Scandalo VW: coinvolta anche BMW? Titolo crolla in borsa (video)

Anche Bmw potrebbe essere coinvolta nello scandalo delle emissioni che colpisce Volkswagen. E' quanto riporta Auto Bild, secondo il quale i veicoli produrrebbero emissioni 11 volte superiori ai test su strada.

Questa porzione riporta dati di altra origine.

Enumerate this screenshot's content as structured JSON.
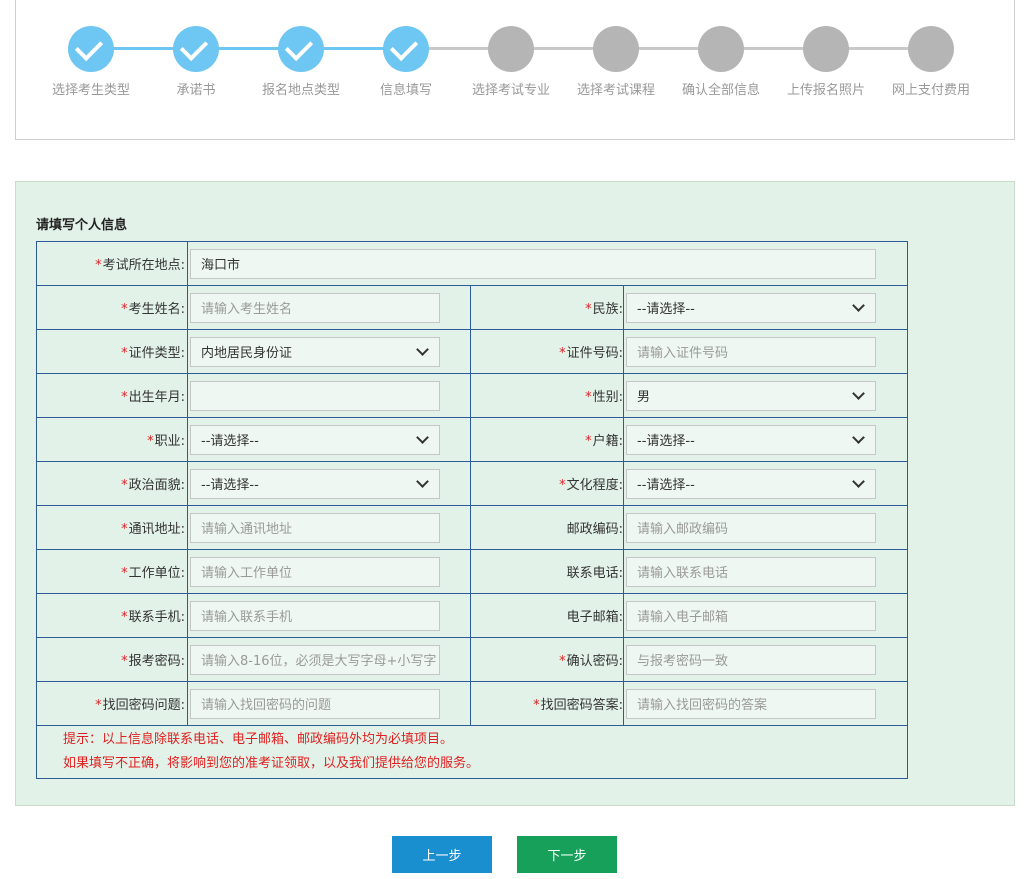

Il titolo crolla del 10%, nonostante la smentita della società: "Bmw non manipola i suoi veicoli, non distingue fra strada ed test in laboratorio".

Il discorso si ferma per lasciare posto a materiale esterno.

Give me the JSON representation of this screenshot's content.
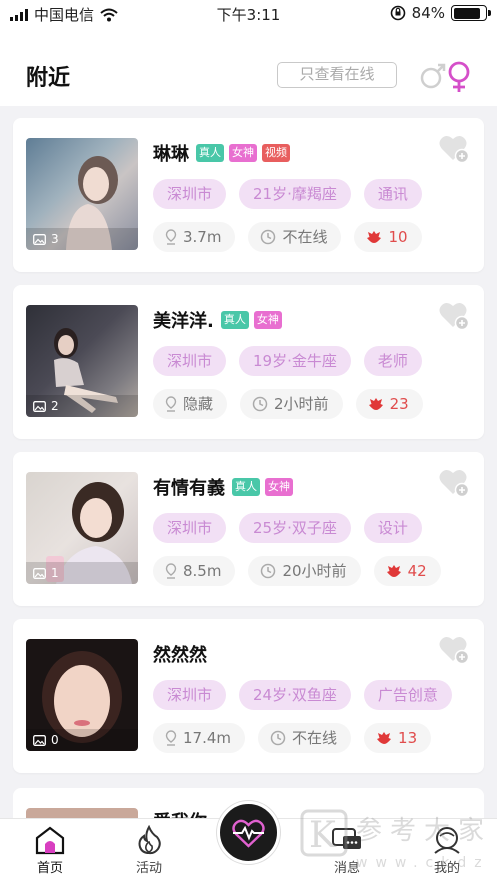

IL CASO VW - Lo scorso aprile, Volkswagen ha inviato ai proprietari californiani di vetture diesel per informarli della necessità di "un richiamo per problemi di emissioni". E' quanto si legge sul sito internet di Reuters, in cui si spiega che ai proprietari di auto Volkswagen e Audi è stato chiesto di portare le loro auto ad un concessionario per l'installazione di un nuovo software che assicurasse che le emissioni fossero "ottimizzate per renderle efficienti".

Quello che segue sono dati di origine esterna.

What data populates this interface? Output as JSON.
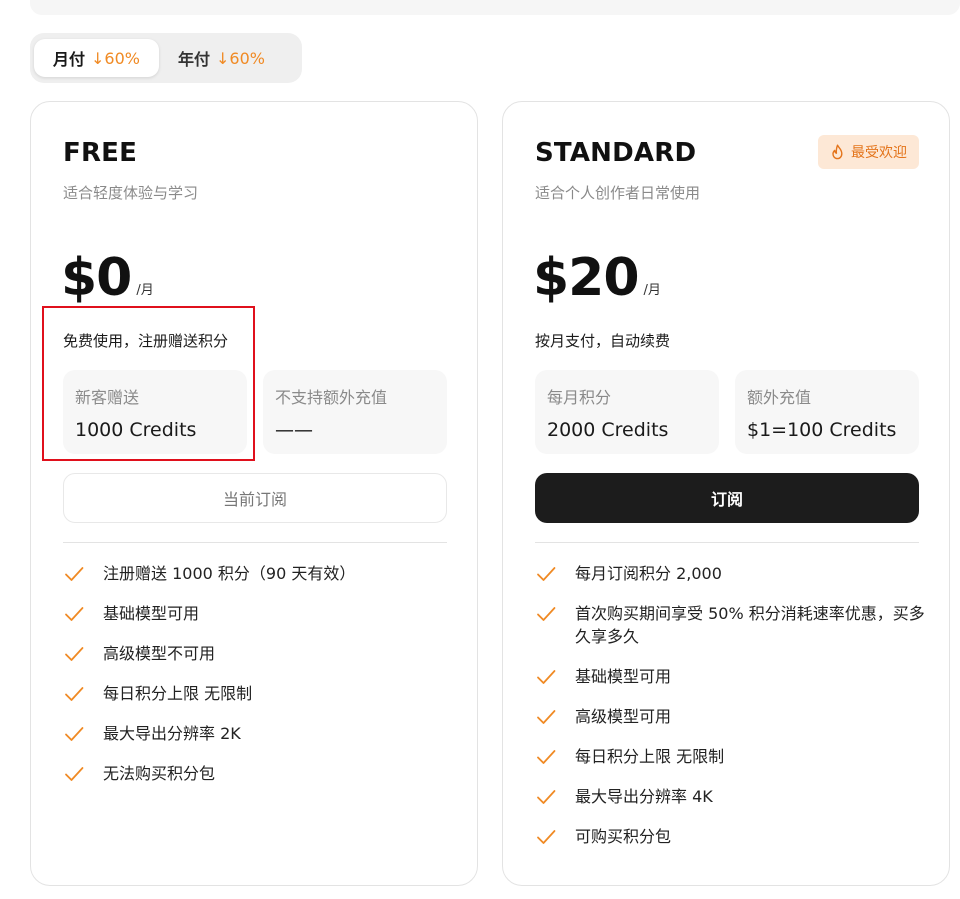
{
  "billing_toggle": {
    "monthly": {
      "label": "月付",
      "discount": "↓60%"
    },
    "yearly": {
      "label": "年付",
      "discount": "↓60%"
    },
    "active": "monthly"
  },
  "plans": [
    {
      "name": "FREE",
      "description": "适合轻度体验与学习",
      "price": "$0",
      "price_unit": "/月",
      "price_note": "免费使用，注册赠送积分",
      "info_boxes": [
        {
          "label": "新客赠送",
          "value": "1000 Credits"
        },
        {
          "label": "不支持额外充值",
          "value": "——"
        }
      ],
      "button_label": "当前订阅",
      "features": [
        "注册赠送 1000 积分（90 天有效）",
        "基础模型可用",
        "高级模型不可用",
        "每日积分上限 无限制",
        "最大导出分辨率 2K",
        "无法购买积分包"
      ]
    },
    {
      "name": "STANDARD",
      "description": "适合个人创作者日常使用",
      "badge": "最受欢迎",
      "price": "$20",
      "price_unit": "/月",
      "price_note": "按月支付，自动续费",
      "info_boxes": [
        {
          "label": "每月积分",
          "value": "2000 Credits"
        },
        {
          "label": "额外充值",
          "value": "$1=100 Credits"
        }
      ],
      "button_label": "订阅",
      "features": [
        "每月订阅积分 2,000",
        "首次购买期间享受 50% 积分消耗速率优惠，买多久享多久",
        "基础模型可用",
        "高级模型可用",
        "每日积分上限 无限制",
        "最大导出分辨率 4K",
        "可购买积分包"
      ]
    }
  ],
  "colors": {
    "accent": "#f08a24",
    "highlight_box": "#e0101c",
    "primary_button": "#1c1c1c",
    "badge_bg": "#fde8d6"
  },
  "icons": {
    "feature_check": "check-icon",
    "badge": "flame-icon"
  }
}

Intanto ieri l'ad del gruppo Winterkorn si è dimesso, dopo lo scandalo Usa sulle emissioni di veicoli diesel. "Serve un nuovo inizio. Nel quadro di questo nuovo inizio l'ad Martin Winterkorn ha proposto le sue dimissioni e il presidio lo ha accettato". Così il presidio del Consiglio di sorveglianza di Volkswagen. Nel rassegnare le sue dimissioni Winterkorn ha dichiarato di non essere a conoscenza di comportamenti illeciti. "Aldilà dei danni economici non ancora calcolati", il presidio di Volkswagen ha citato "la perdita di fiducia di tanti clienti".

Volkswagen ha chiuso in rialzo di oltre il 5% alla Borsa di Francoforte nel giorno delle dimissioni dell'A.d.. Le azioni privilegio hanno guadagnato il 5,19% a 11,5 euro, mentre le ordinarie il 6,92% a 118,9 euro. Calcolando il rialzo di entrambe le categorie di titoli, il Gruppo di Wolfsburg ha recuperato 3,34 miliardi di euro di capitalizzazione di Borsa in una sola seduta.

Al momento dell'annuncio dell'addio dell'A.d il titolo ha segnato un balzo del 9%.